Nel Medioevo, il sito — originariamente di proprietà dell'Abbazia di Montmajour — passò sotto il controllo dei signori dei Baux tra l'XI e il XII secolo. Posizionato strategicamente, ha permesso la comunicazione visiva con il castello dei Baux e ha controllato la strada attraverso le paludi dei Baux verso la pianura del Crau. Nel XIII-XIV secolo, una nuova rampa costeggiava la collina, affiancata da torri quadrate e rinforzata da torri curvilinee e gigli. Una zona residenziale, ricercata tra il 1986 e il 1990, rivela una densità nel XIV secolo, con silos, cantine e serbatoi, prima di un abbandono permanente alla fine dello stesso secolo.
Una necropoli medievale, scoperta sul pendio sud-est, ha consegnato cinque sepolture di adulti (21-45 anni) datate dal Medioevo. Il defunto, due uomini e una donna identificati, sono stati sepolti in dorsale decubitus, un braccio di adduzione. Le loro dimensioni (1,61 m a 1,73 m) suggeriscono una popolazione ben nutrita. Il sito, classificato come monumento storico nel luglio 2023, appartiene ora al comune di Paradou.

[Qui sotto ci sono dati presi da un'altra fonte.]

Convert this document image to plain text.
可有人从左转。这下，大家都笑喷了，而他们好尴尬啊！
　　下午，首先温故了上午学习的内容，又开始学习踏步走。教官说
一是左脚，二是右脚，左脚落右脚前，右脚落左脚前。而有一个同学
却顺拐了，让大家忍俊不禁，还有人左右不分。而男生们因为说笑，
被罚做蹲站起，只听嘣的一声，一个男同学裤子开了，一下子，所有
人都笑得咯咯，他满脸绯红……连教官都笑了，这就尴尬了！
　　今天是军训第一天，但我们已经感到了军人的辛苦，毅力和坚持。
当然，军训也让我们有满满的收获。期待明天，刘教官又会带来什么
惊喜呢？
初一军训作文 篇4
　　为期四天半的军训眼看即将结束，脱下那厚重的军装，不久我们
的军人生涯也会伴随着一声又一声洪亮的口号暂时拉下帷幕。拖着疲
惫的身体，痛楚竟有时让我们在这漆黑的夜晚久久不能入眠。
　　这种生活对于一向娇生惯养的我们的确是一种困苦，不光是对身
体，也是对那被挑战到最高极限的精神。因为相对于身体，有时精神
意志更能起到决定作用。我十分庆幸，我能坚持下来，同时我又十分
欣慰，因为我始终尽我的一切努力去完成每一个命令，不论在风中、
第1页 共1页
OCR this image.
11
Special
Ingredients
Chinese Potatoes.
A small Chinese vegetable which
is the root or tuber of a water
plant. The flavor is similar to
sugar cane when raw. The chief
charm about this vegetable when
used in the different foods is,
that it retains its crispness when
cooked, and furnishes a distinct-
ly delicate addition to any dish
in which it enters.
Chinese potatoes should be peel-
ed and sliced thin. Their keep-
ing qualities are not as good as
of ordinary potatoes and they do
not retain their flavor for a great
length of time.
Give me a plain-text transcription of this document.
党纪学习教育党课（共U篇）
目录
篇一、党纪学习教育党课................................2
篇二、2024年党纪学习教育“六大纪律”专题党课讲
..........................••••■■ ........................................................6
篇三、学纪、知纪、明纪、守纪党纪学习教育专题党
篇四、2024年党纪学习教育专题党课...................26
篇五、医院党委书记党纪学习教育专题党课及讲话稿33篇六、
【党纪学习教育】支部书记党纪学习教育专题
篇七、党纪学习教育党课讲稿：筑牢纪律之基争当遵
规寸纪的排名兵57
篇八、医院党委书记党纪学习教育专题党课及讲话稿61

Gli scavi archeologici, guidati in particolare da Henri Tréziny (1986-1990), hanno contribuito a ricostruire la storia di questo oppidum trasformato in un villaggio castrale. I resti, situati a 41 metri sul livello del mare, si affacciavano su un punto di attraversamento delle paludi di Baux, il ponte di San Giovanni. I materiali locali (Burdigal calcare delle Alpilles) sono stati in gran parte riutilizzati nel corso dei secoli, cancellando parzialmente le tracce delle prime occupazioni. Il sito illustra così l'evoluzione di un luogo di potere, dall'antichità al declino medievale.